Lui stesso racconta: ▸ «Se, tenendo conto di questo principio dell’iniziazione rosicruciana, si studia oggi la dottrina scientifica di Haeckel, con tutto il suo materialismo, e ci si lascia poi compenetrare dai metodi di conoscenza esposti nel mio libro L’iniziazione18, se si studia … tutto quello che oggi si può imparare dall’ordinaria scienza naturale, e poi si offre tutto ciò agli Dei, ne scaturirà quanto è narrato sull’evoluzione nel mio libro La scienza occulta» (O.O.233a, 13.1.1924).

 

Se in questo modo, nel periodo seguente l’inizio dell’epoca di Michele, vennero portate incontro agli Dei nel mondo spirituale anche l’arte e la religione divenute sempre più naturalistiche (vale a dire nel contempo materialistiche) insieme alla scienza, allora su questa via si poteva veramente incontrare Michele quale Spirito del tempo del presente.

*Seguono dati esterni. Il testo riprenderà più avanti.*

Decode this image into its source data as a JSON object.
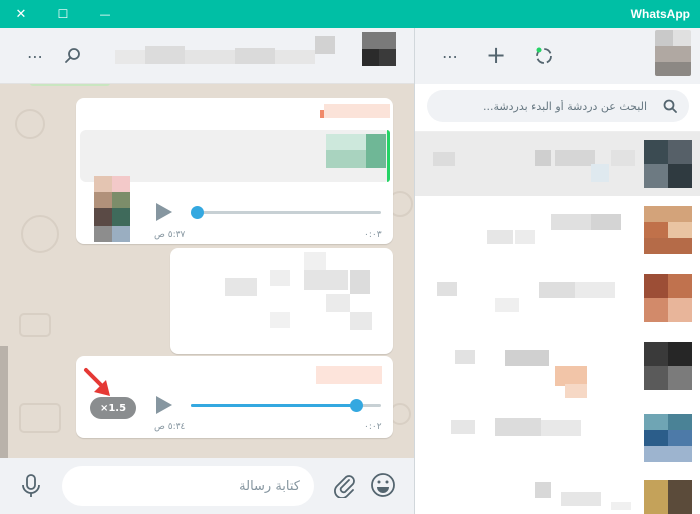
{
  "window": {
    "title": "WhatsApp",
    "close_glyph": "✕",
    "maximize_glyph": "☐",
    "minimize_glyph": "—"
  },
  "chat_header": {
    "menu_glyph": "⋯",
    "search_glyph": "⌕"
  },
  "messages": [
    {
      "type": "voice",
      "time": "٥:٣٧ ص",
      "duration": "٠:٠٣",
      "progress": 0.0
    },
    {
      "type": "voice",
      "time": "٥:٣٤ ص",
      "duration": "٠:٠٢",
      "progress": 0.86,
      "speed_label": "×1.5"
    }
  ],
  "composer": {
    "placeholder": "كتابة رسالة"
  },
  "sidebar": {
    "new_chat_glyph": "+",
    "menu_glyph": "⋯",
    "search_placeholder": "البحث عن دردشة أو البدء بدردشة..."
  },
  "colors": {
    "titlebar": "#00bfa5",
    "accent_blue": "#34a8e0",
    "annotation_arrow": "#e53935"
  }
}
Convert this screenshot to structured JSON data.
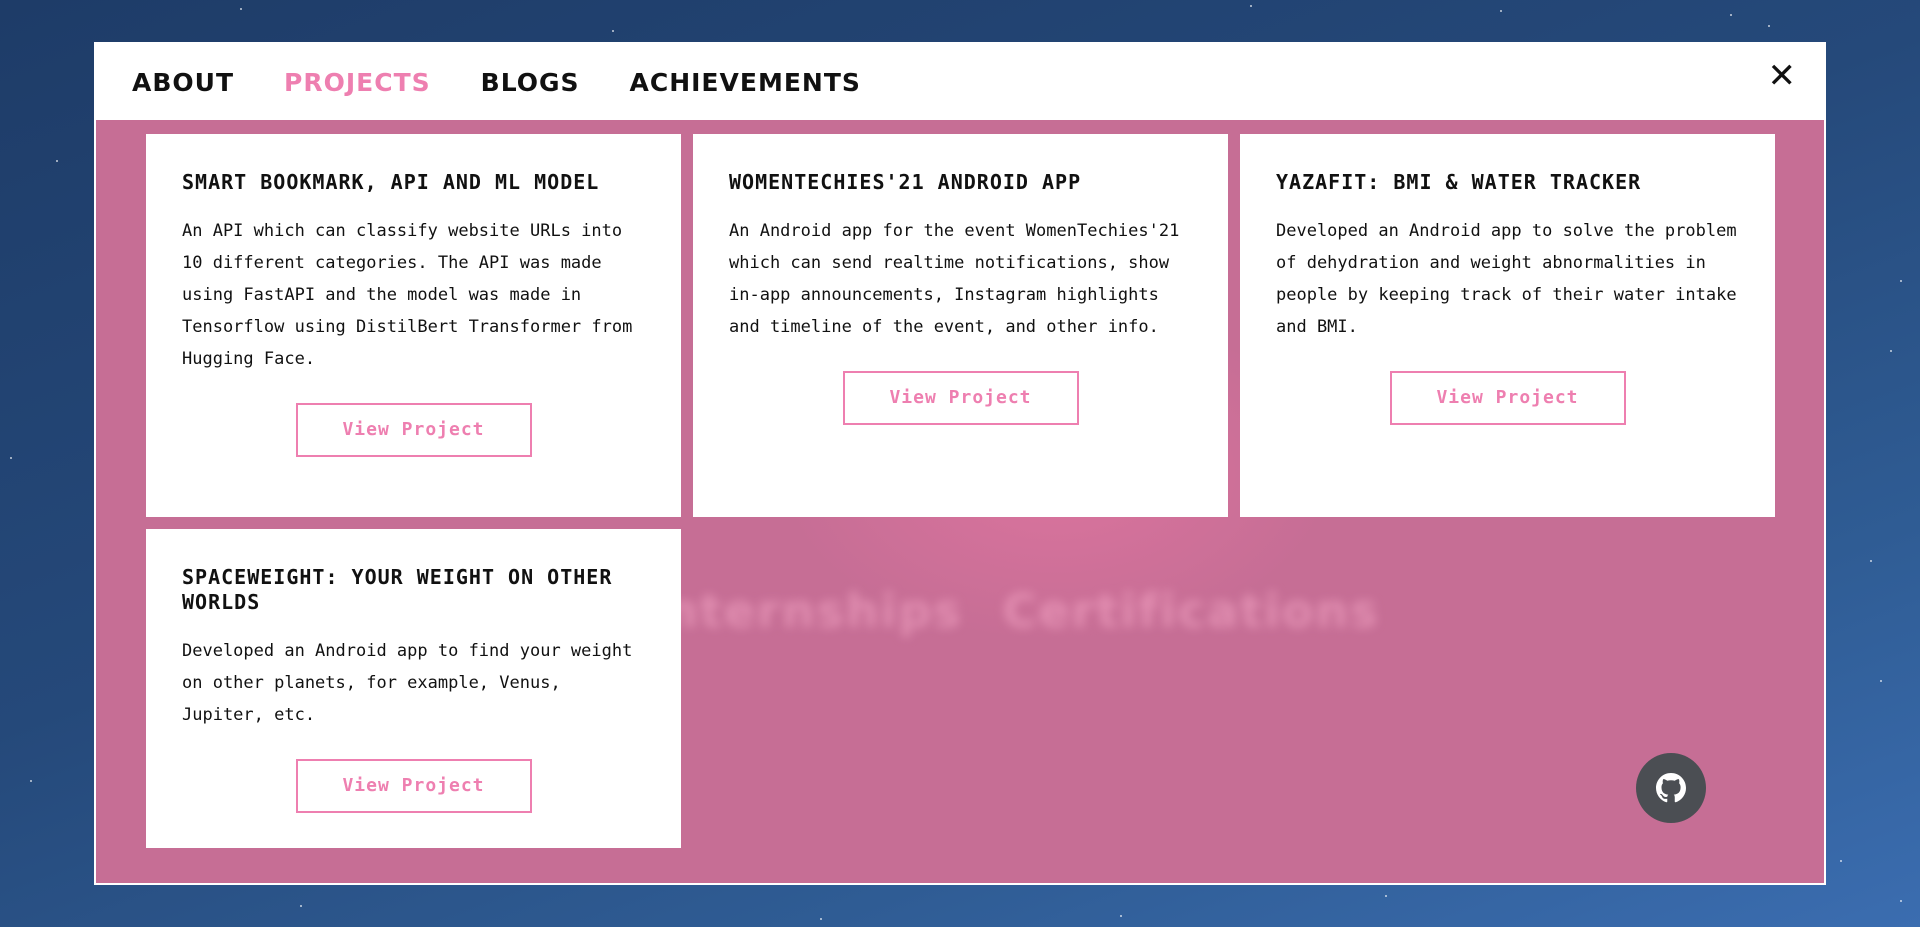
{
  "nav": {
    "items": [
      "About",
      "Projects",
      "Blogs",
      "Achievements"
    ],
    "active": "Projects",
    "close_glyph": "✕"
  },
  "background_text": [
    "Internships",
    "Certifications"
  ],
  "projects": [
    {
      "title": "Smart Bookmark, API and ML Model",
      "description": "An API which can classify website URLs into 10 different categories. The API was made using FastAPI and the model was made in Tensorflow using DistilBert Transformer from Hugging Face.",
      "button": "View Project"
    },
    {
      "title": "WomenTechies'21 Android App",
      "description": "An Android app for the event WomenTechies'21 which can send realtime notifications, show in-app announcements, Instagram highlights and timeline of the event, and other info.",
      "button": "View Project"
    },
    {
      "title": "YazaFit: BMI & Water Tracker",
      "description": "Developed an Android app to solve the problem of dehydration and weight abnormalities in people by keeping track of their water intake and BMI.",
      "button": "View Project"
    },
    {
      "title": "SpaceWeight: Your Weight on Other Worlds",
      "description": "Developed an Android app to find your weight on other planets, for example, Venus, Jupiter, etc.",
      "button": "View Project"
    }
  ],
  "fab": {
    "icon": "github-icon"
  },
  "colors": {
    "accent_pink": "#ee7fb0",
    "modal_bg": "#c66e95",
    "page_bg": "#25497a",
    "text": "#111111"
  }
}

▸ «Se in tal modo si portano su nel mondo spirituale le conoscenze qui acquistate sulla natura, o le creazioni dell’arte naturalistica, o anche i sentimenti della religione naturalistica operante nell’anima (poiché in sostanza anche la religione è divenuta naturalistica), allora effettivamente si incontra Michele, purché si siano sviluppate le facoltà necessarie» (ibidem). Ora però ciò non avveniva più in una condizione simile al sogno – come lo era ancora per gli antichi rosacroce -, ma avveniva in un modo nuovo, del tutto cosciente. Infatti, «Dalla fine dell’ultimo terzo del secolo diciannovesimo gli uomini possono incontrare coscientemente Michele nello Spirito» (ibidem).

 

Su tale via Rudolf Steiner ebbe il suo primo incontro con Michele. Nel periodo di Weimar ( 1890-1896) egli lo incontrò nel mondo spirituale direttamente adiacente alla Terra, in piena coscienza, in virtù del suo Io libero, sostenuto dalle più pure forze del suo pensare spiritualizzato che egli aveva pienamente sviluppato in sé soprattutto occupandosi della filosofìa, delle scienze e degli scritti scientifici di Goethe. Così, Rudolf Steiner nel nostro periodo micheliano è il primo rosacroce che incontrò Michele nel mondo spirituale in piena coscienza, in quanto moderno uomo dotato di Io. Lui stesso lo descrive nelle seguenti parole:

▸ «Significa che, siccome si viveva con l’anima razionale o affettiva al di fuori del mondo fisco,19 si poteva vivere nella stessa regione, nella stessa sfera in cui proprio Michele era entrato nella vita terrestre» (O.O. 240, 12.8.1924).20

 

Tale incontro con lo Spirito del tempo reggente stava nello sfondo del lavoro di Rudolf Steiner al suo libro La filosofia della libertà, che venne pubblicato nel 1894, l’anno in cui l’autore aveva raggiunto il 33° anno di vita. Dalla sua successiva descrizione emerge con chiarezza come questo libro sia collegato con l’essere di Michele:

▸ «In lutto ciò può lavorarci Michele, in ciò che per esempio nella mia Scienza occulta ho definito il pensare libero, il pensare puro, che deve essere il vero e proprio impulso per il volere individuale dell’uomo in libertà nei tempi nuovi. E con l’operare che scaturisce dall’impulso dell’amore, con tale operare Michele ha una particolare affinità» (O.O. 219, 17.12.1922).

 

Ciò che Rudolf Steiner ne La scienza occulta aveva illustrato come ampliamento del «puro pensare» sul mondo soprasensibile al di là della soglia, venne da lui fondato su una base più filosofica, vale a dire per gli ambiti ancora al di qua della soglia, già nella sua Filosofia della libertà.21 Soprattutto nella prima par te di essa è data la sostanza nella quale «Michele può lavorare» per unirsi a poco a poco al pensare purificato degli uomini. E nella seconda palle del libro si tratta della fondazione di libere azioni, che possono essere veramente libere soltanto se avvengono con «amore per l’oggetto» (O.O. 4, cap. IX).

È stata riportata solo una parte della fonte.